Nach der Vertreibung aus Schlesien schon 1951 wiedergegründet:

75 Jahre „Glatzer Gebirgs-Verein“ in Braunschweig

Am 9. August 1951 um 20.30 Uhr trafen sich im „Gliesmaroder Turm“ (siehe Abb. 1) in Braunschweig zehn heimattreue Mitglieder (siehe Abb. 2) des 1881 in der niederschlesischen Kreisstadt Glatz gegründeten Glatzer Gebirgs-Vereins und gründeten den „Glatzer Gebirgs-Verein (GGV) Ortsgruppe Braunschweig“. Gegen 23 Uhr wurde die Versammlung dann geschlossen.

Gliesmaroder Turm in Braunschweig (Foto: Axel Hindemith, CC-by-sa-3.0 de)
Abb. 1: Gliesmaroder Turm in Braunschweig
(Foto: Axel Hindemith, CC-by-sa-3.0 de)

Gründungsmitglieder des GGV in Braunschweig (Fotos: GGV-Vereinsarchiv)
Abb. 2: Gründungsmitglieder des GGV in Braunschweig 1951
(Fotos: GGV-Vereinsarchiv)

Obere Reihe: Alfred Bittner, Clemens Blümel, Maria Blümel, Paul Leister, Hubert Müller.
Untere Reihe: Margarethe Elsner, Charlotte Renschin, Gerhard Sonnabend, Georg Wache, Theophil Wolf.

Es wurde eine Niederschrift über die Gründung einer Ortsgruppe des Glatzer Gebirgsvereins in Braunschweig am 9. August 1951 angefetigt.

Die GGV-Mitglieder waren 1946 aus der Grafschaft Glatz (Schlesien) vertrieben worden. Viele von ihnen kamen dabei nach Braunschweig und Umgebung. Hier fanden Sie eine Arbeit und wurden allmählich sesshaft.
Die Ziele des GGV änderten sich zunächst dahin, insbesondere der Jugend die Liebe zur Glatzer Heimat und Mundart am Leben zu erhalten, zumal man bis Anfang der 1960er Jahre glaubte, in die Heimat zurückzukehren. Nachdem sich diese Hoffnung änderte, wurde es zum Vereinszweck, den Menschen die Freunde am Wandern in Gottes freier Natur näher zu bringen sowie die Mundart und Heimatkunde zu pflegen.

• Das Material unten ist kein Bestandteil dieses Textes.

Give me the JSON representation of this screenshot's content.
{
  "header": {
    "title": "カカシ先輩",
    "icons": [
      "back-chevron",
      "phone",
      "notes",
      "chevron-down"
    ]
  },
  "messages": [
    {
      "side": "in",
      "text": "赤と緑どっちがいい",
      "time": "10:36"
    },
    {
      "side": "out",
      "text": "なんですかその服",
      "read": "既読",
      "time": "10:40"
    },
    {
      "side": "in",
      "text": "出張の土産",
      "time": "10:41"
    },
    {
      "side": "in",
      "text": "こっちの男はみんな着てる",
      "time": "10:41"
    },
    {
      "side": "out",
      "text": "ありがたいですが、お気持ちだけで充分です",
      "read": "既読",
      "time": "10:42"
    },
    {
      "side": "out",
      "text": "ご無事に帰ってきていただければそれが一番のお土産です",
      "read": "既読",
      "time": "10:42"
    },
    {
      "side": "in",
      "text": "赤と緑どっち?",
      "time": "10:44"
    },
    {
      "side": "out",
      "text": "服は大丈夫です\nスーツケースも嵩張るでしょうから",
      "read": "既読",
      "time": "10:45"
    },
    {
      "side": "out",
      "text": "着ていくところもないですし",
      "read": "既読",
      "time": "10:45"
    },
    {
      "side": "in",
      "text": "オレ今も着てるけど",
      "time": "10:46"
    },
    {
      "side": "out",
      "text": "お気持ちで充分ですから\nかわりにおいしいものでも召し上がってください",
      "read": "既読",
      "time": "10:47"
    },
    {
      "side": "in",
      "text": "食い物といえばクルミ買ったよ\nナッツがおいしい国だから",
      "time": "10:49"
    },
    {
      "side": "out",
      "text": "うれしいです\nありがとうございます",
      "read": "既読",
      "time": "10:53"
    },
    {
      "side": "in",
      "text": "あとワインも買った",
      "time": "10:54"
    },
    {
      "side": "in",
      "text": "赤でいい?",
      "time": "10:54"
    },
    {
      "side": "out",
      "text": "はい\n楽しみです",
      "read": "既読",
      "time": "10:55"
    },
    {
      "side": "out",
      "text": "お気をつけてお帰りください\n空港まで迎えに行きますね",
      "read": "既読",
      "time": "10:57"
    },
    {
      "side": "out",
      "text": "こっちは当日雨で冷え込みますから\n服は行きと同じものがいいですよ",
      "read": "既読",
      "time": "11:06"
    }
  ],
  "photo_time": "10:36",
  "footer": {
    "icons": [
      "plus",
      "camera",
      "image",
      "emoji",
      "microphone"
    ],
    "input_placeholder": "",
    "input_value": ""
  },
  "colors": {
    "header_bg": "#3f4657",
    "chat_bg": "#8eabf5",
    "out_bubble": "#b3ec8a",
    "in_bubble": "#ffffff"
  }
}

Als Vereins(ab)zeichen wurde schon 1881 vom Zentralvorstand die Trollblume gewählt, die als „Glatzer Rose“ und Symbol der Grafschaft Glatz bekannt ist. Diese Glatzer Rose wurde auch 1951 zum Abzeichen des wiedergegründeten GGV bestimmt und wird noch heute als Vereinsabzeichen verwendet.
Die Streichung des Wortes „Ortsgruppe“ im Vereinsnamen erfolgte 1965. Die erstmalige Eintragung in das Vereinsregister wurde 1967 vorgenommen. Im Dezember 1995 erfolgte die Übernahme des am 1. November 1949 wiedergegründeten „GGV Berlin“, der sich am 28. Januar 1995 aufgelöst hatte.

Beim 66. Deutschen Wandertag im September 1965 in Krefeld erklärte der GGV seinen Wiedereintritt in den „Verband Deutscher Gebirgs- und Wandervereine e.V.“ (kurz: Deutscher Wanderverband), nachdem er dem damaligen „Verband Deutscher Touristen-Vereine“ bereits seit Mitte der 1880er Jahre bis 1945 angehörte. Seitdem nimmt der GGV bis heute an den Deutschen Wandertagen teil. Zunächst wurde vom Vorstand nur eine Delegation entsandt, später nahmen große Wandergruppen mit Busreisen an den Deutschen Wandertagen teil.
Die „Eichendorff-Plakette“ wurde dem GGV am 2. Februar 1984 für die Verdienste um Wandern, Heimat und Umwelt vom damaligen Bundespräsidenten Karl Carstens verliehen, die er 1983 anläßlich des 100-jährigen Jubiläums des Verbandes Deutscher Gebirgs- und Wandervereine gestiftet hatte.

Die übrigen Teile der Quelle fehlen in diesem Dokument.